Tradisi Lopis merupakan ucapan rasa syukur masyarakat Krapyak yang telah melaksanakan ibadah puasa. Dalam maknanya, kue Lopis sendiri dalam bahasa jawa berarti “Sedoyo lepat nyuwun pangapunten” yang menerangkan jika terdapat kesalahan dari seseorang, baik disengaja maupun tidak disengaja untuk memaafkan kesalahan tersebut. Hal ini sangat mengidentikkan Hari Raya Idul Fitri dimana semua orang saling memaafkan kesalahan dan kembali suci dari dosa-dosa yang telah diperbuat karena telah diampuni oleh Allah SWT.
Kue Lopis mempunyai makna simbolik dari setiap bagiannya, diantaranya adalah; Beras ketan melambangkan nilai Persatuan, karena beras ketan yang masih menjadi butiran-butiran yang terpisah setelah matang teksturnya menjadi sangat rapat dan padat sehingga tidak dapat dipisahkan satu sama lain, kemudian butiran-butiran beras tersebut dibungkus dengan daun pisang dan diikat dengan erat.
Bungkus daun pisang melambangkan pohon pisang yang memiliki berbagai macam manfaat, sehingga daun pisang juga mempunyai simbol sebagai pengabdian dan cinta kepada agama dan negara dengan melakukan usaha untuk kemajuan negara atau agama, sebab pohon pisang tidak akan mati sebelum berbuah, yang berarti seseorang tidak akan gugur sebelum ia bisa berbakti kepada negara dan agamanya.. Lopis mempunyai perpaduan rasa didalamnya antara manis, gurih dan asin yang melambangkan roda kehidupan pada manusia itu tidak berjalan dengan mudah dan terdapat berbagai macam rintangan yang harus dihadapi.
Kerukunan antar umat beragama memiliki hubungan erat yang tidak dapat dipisahkan dengan sikap toleransi. Dalam pengimplementasian kerukunan dan toleransi dalam beragama mampu diterapkan dengan baik, maka dapat menciptakan lingkungan yang damai dan harmonis. Dalam mencapai kerukunan antar umat beragama dapat melalui pendekatan dan penerapan sikap toleransi oleh setiap umat agama.

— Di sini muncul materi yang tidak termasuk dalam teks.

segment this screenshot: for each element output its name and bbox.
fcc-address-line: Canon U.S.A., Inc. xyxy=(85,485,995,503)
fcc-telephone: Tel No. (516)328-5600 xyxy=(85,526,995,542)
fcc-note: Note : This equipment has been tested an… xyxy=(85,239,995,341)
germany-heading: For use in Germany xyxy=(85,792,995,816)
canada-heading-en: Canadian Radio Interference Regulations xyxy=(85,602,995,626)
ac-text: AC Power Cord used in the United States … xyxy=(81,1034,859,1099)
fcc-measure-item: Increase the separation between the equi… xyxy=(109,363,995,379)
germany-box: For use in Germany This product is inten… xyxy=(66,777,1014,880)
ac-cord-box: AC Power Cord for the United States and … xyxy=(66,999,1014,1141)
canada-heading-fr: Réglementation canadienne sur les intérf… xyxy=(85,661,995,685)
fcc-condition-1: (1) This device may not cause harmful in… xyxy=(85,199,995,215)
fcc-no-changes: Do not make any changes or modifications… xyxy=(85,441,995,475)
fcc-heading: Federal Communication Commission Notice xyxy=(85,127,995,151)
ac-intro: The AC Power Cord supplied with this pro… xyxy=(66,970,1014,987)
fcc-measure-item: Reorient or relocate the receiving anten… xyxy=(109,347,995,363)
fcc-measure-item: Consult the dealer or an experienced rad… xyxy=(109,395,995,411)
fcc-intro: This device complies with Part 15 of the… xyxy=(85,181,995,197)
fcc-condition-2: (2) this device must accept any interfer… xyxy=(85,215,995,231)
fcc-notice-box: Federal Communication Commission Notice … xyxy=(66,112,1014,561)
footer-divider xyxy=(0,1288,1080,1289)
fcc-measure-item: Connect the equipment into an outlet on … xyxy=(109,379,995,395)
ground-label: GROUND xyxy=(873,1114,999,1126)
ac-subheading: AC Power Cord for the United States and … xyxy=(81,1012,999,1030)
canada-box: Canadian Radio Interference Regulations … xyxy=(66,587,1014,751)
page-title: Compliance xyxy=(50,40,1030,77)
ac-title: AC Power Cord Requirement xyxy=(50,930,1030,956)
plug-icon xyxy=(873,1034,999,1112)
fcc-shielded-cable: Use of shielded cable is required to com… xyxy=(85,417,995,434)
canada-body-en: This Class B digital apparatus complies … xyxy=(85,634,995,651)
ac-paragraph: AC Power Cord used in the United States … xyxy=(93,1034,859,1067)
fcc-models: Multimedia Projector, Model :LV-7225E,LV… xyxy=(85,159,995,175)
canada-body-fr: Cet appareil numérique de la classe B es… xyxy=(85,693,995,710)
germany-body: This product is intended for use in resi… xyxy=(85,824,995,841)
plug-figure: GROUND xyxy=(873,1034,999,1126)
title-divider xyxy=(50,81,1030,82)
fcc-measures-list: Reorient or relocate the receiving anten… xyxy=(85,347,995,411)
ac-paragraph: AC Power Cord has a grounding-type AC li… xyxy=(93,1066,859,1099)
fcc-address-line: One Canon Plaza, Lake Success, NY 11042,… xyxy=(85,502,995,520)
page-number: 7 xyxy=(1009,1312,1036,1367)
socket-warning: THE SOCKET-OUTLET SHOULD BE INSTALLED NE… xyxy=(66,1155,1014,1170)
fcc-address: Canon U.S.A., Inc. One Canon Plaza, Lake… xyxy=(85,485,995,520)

Toleransi memiliki peran penting dalam mewujudkan persatuan di tengah-tengah perbedaan. Pada Tradisi Lopis Raksasa, selain mengandung nilai persatuan, tradisi ini juga berhubungan erat dengan nilai toleransi. Dalam tradisi Lopis raksasa mencerminkan sikap toleransi antar umat beragama yang menunjukkan umat saling menghargai dan menghormati. Berdasarkan penyampaian dari KH. Zainudin Ismail, beliau menjelaskan bahwa dalam proses pembuatan dan pelaksanaan tradisi tersebut tidak membatasi masyarakat yang ingin berpartisipasi dalam tradisi tersebut. Dalam artian tradisi ini tidak hanya diperuntukan bagi umat agama Islam saja, akan tetapi juga memberikan tempat bagi umat agama lain yang ingin berpartisipasi.
Tradisi ini sangat menjunjung tinggi nilai kebersamaan, sebab dengan kebersamaan inilah seluruh masyarakat dapat mengenal dan membangun tongkat persatuan dalam berbagai macam keanekaragaman yang tumbuh dalam masyarakat. Hal ini menggambarkan bahwa dengan melalui pendekatan tradisi yang ada dalam suatu wilayah dapat berperan sebagai jembatan toleransi oleh masyarakatnya untuk mewujudkan kerukunan antar umat agama. Saling menghormati dan membantu pelaksanaan tradisi lopis raksasa ini menandai tercipta toleransi antar umat beragama. Seperti yang telah dikatakan oleh K.H Abdurrahman Wahid (Gus Dur), “Agama Islam tidak melarang adanya perbedaan, akan tetapi Islam melarang adanya perpecahan.”